Friday 3 July 2009

Ordinary Machinery - Accumulate and Acclimatize [three songs of Lenin]


My suspicion about this being Reber’s field recording project is confirmed here, recorded one year later than Stand While Fields Pass “in and around one building… inch by inch scrutiny”. As if as proof that a lot can be accomplished in a year, this is world’s apart from the previous Ordinary Machinery offering, despite using much the same methodology. The attention to detail is magnificent, giving a sense of Reber stalking his material intently and patiently, the detail may be grit, grime, groan and hiss but it is captured lovingly. Given the nature of the sounds, one lazily imagines the source to be a factory, though with some clever microphone placement, this could all equally have been captured in and around a domestic building. The composition is a class act too: splutters and crackles amass and disperse into a drone punctuated by happenstance voices, drips and background clanking, while a child drives his remote-control car in loops on top of the whole proceedings.

The second side starts out in simple, throbbing stasis, enhanced by the gentle, swelling overtones of resonating metal and a subtle guttural rattle.

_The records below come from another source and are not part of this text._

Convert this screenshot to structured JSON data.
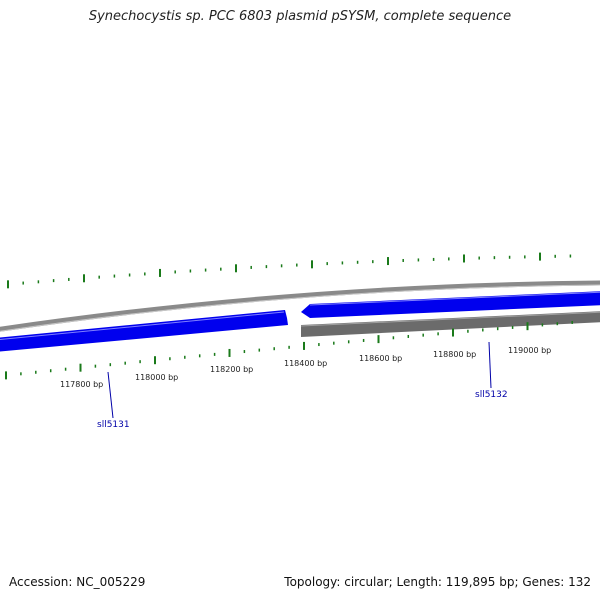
{
  "title": "Synechocystis sp. PCC 6803 plasmid pSYSM, complete sequence",
  "footer": {
    "accession": "Accession: NC_005229",
    "summary": "Topology: circular; Length: 119,895 bp; Genes: 132"
  },
  "colors": {
    "forward_gene": "#0000ee",
    "reverse_gene": "#6b6b6b",
    "backbone": "#8a8a8a",
    "gc_ticks": "#1a7a1a",
    "label_line": "#0000a8"
  },
  "scale_ticks": [
    {
      "label": "117800 bp"
    },
    {
      "label": "118000 bp"
    },
    {
      "label": "118200 bp"
    },
    {
      "label": "118400 bp"
    },
    {
      "label": "118600 bp"
    },
    {
      "label": "118800 bp"
    },
    {
      "label": "119000 bp"
    }
  ],
  "genes": [
    {
      "name": "sll5131",
      "strand": "forward"
    },
    {
      "name": "sll5132",
      "strand": "reverse"
    }
  ]
}
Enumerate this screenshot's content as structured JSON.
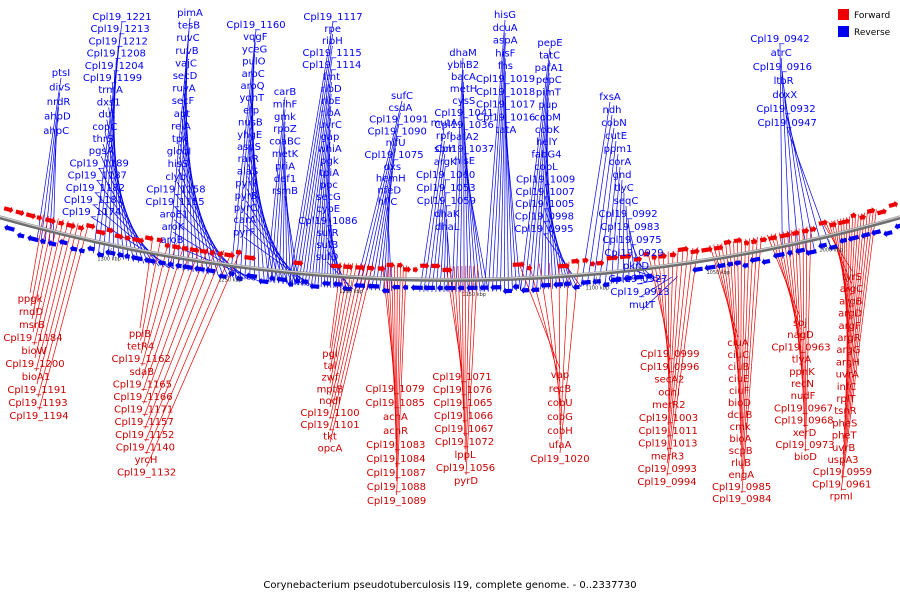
{
  "title": "Corynebacterium pseudotuberculosis I19, complete genome. - 0..2337730",
  "legend": {
    "items": [
      {
        "label": "Forward",
        "color": "#ee0000"
      },
      {
        "label": "Reverse",
        "color": "#0000ee"
      }
    ]
  },
  "colors": {
    "forward": "#ee0000",
    "reverse": "#0000ee",
    "backbone": "#707070"
  },
  "ticks": [
    "1300 kbp",
    "1250 kbp",
    "1200 kbp",
    "1150 kbp",
    "1100 kbp",
    "1050 kbp",
    "1000 kbp"
  ],
  "reverse_labels": [
    "ptsI",
    "divS",
    "nrdR",
    "ahpD",
    "ahpC",
    "Cpl19_1221",
    "Cpl19_1213",
    "Cpl19_1212",
    "Cpl19_1208",
    "Cpl19_1204",
    "Cpl19_1199",
    "trmA",
    "dxs1",
    "dut",
    "copC",
    "thrS",
    "pgsA",
    "Cpl19_1189",
    "Cpl19_1187",
    "Cpl19_1182",
    "Cpl19_1181",
    "Cpl19_1174",
    "pimA",
    "tesB",
    "ruvC",
    "ruvB",
    "vajC",
    "secD",
    "ruvA",
    "secF",
    "apt",
    "relA",
    "tpx",
    "globI",
    "hisS",
    "clybl",
    "Cpl19_1158",
    "Cpl19_1155",
    "aroE1",
    "aroK",
    "aroB",
    "Cpl19_1160",
    "vqgF",
    "yceG",
    "pulO",
    "aroC",
    "aroQ",
    "yqhT",
    "efp",
    "nusB",
    "yhgE",
    "aspS",
    "rarR",
    "alaS",
    "pyrR",
    "pyrB",
    "pyrC",
    "carA",
    "pyrF",
    "carB",
    "mihF",
    "gmk",
    "rpoZ",
    "coaBC",
    "metK",
    "priA",
    "def1",
    "rsmB",
    "Cpl19_1117",
    "rpe",
    "ribH",
    "Cpl19_1115",
    "Cpl19_1114",
    "fmt",
    "ribD",
    "ribE",
    "ribA",
    "uvrC",
    "gap",
    "whiA",
    "pgk",
    "tpiA",
    "ppc",
    "secG",
    "cyoE",
    "Cpl19_1086",
    "sufR",
    "sufB",
    "sufD",
    "sufC",
    "csdA",
    "Cpl19_1091",
    "Cpl19_1090",
    "nifU",
    "Cpl19_1075",
    "dxs",
    "hemH",
    "nfeD",
    "hflC",
    "mutA",
    "rpfI",
    "sbm",
    "argK",
    "Cpl19_1060",
    "Cpl19_1053",
    "Cpl19_1059",
    "dhaK",
    "dhaL",
    "dhaM",
    "ybhB2",
    "bacA",
    "metH",
    "cysS",
    "Cpl19_1041",
    "Cpl19_1036",
    "pafA2",
    "Cpl19_1037",
    "hisE",
    "hisG",
    "dcuA",
    "aspA",
    "hisF",
    "fhs",
    "Cpl19_1019",
    "Cpl19_1018",
    "Cpl19_1017",
    "Cpl19_1016",
    "tatA",
    "pepE",
    "tatC",
    "pafA1",
    "pepC",
    "pimT",
    "pup",
    "cobM",
    "cobK",
    "helY",
    "fabG4",
    "cobL",
    "Cpl19_1009",
    "Cpl19_1007",
    "Cpl19_1005",
    "Cpl19_0998",
    "Cpl19_0995",
    "fxsA",
    "ndh",
    "cobN",
    "cutE",
    "ppm1",
    "corA",
    "gnd",
    "tlyC",
    "seqC",
    "Cpl19_0992",
    "Cpl19_0983",
    "Cpl19_0975",
    "Cpl19_0929",
    "pknD",
    "Cpl19_0927",
    "Cpl19_0913",
    "mutT",
    "Cpl19_0942",
    "atrC",
    "Cpl19_0916",
    "ltbR",
    "doxX",
    "Cpl19_0932",
    "Cpl19_0947"
  ],
  "forward_labels": [
    "ppgk",
    "rndD",
    "msrB",
    "Cpl19_1184",
    "bioW",
    "Cpl19_1200",
    "bioA1",
    "Cpl19_1191",
    "Cpl19_1193",
    "Cpl19_1194",
    "ppiB",
    "tetR4",
    "Cpl19_1162",
    "sdaB",
    "Cpl19_1165",
    "Cpl19_1166",
    "Cpl19_1171",
    "Cpl19_1157",
    "Cpl19_1152",
    "Cpl19_1140",
    "yrcH",
    "Cpl19_1132",
    "pgl",
    "tal",
    "zwf",
    "mptB",
    "nodI",
    "Cpl19_1100",
    "Cpl19_1101",
    "tkt",
    "opcA",
    "Cpl19_1079",
    "Cpl19_1085",
    "acnA",
    "acnR",
    "Cpl19_1083",
    "Cpl19_1084",
    "Cpl19_1087",
    "Cpl19_1088",
    "Cpl19_1089",
    "Cpl19_1071",
    "Cpl19_1076",
    "Cpl19_1065",
    "Cpl19_1066",
    "Cpl19_1067",
    "Cpl19_1072",
    "lppL",
    "Cpl19_1056",
    "pyrD",
    "vap",
    "recB",
    "cobU",
    "cobG",
    "cobH",
    "ufaA",
    "Cpl19_1020",
    "Cpl19_0999",
    "Cpl19_0996",
    "secA2",
    "odhI",
    "merR2",
    "Cpl19_1003",
    "Cpl19_1011",
    "Cpl19_1013",
    "merR3",
    "Cpl19_0993",
    "Cpl19_0994",
    "ciuA",
    "ciuC",
    "ciuB",
    "ciuE",
    "ciuF",
    "bioD",
    "dcuB",
    "cmk",
    "bioA",
    "scpB",
    "rluB",
    "engA",
    "Cpl19_0985",
    "Cpl19_0984",
    "soj",
    "nagD",
    "Cpl19_0963",
    "tlyA",
    "ppnK",
    "recN",
    "nudF",
    "Cpl19_0967",
    "Cpl19_0968",
    "xerD",
    "Cpl19_0973",
    "bioD",
    "tyrS",
    "argC",
    "argB",
    "argD",
    "argF",
    "argR",
    "argG",
    "argH",
    "uvrA",
    "infC",
    "rplT",
    "tsnR",
    "pheS",
    "pheT",
    "uvrB",
    "uspA3",
    "Cpl19_0959",
    "Cpl19_0961",
    "rpmI"
  ]
}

Most of this material seems sourced from the same driving vibration, recorded from numerous positions: layers creep in, pace and intensity build, pitch rises. But the piece isn’t only about flow. The ebb takes up at least half the side picking up with a close-up shot of the same vent that could be heard rattling earlier, now a crazed metallic pitter-patter from which point Reber draws back: a long pull-out shot swings outwards across the local rooftops, hints of the earlier sounds echoing back into view. A beautifully constructed response to a place, whatever that place may be.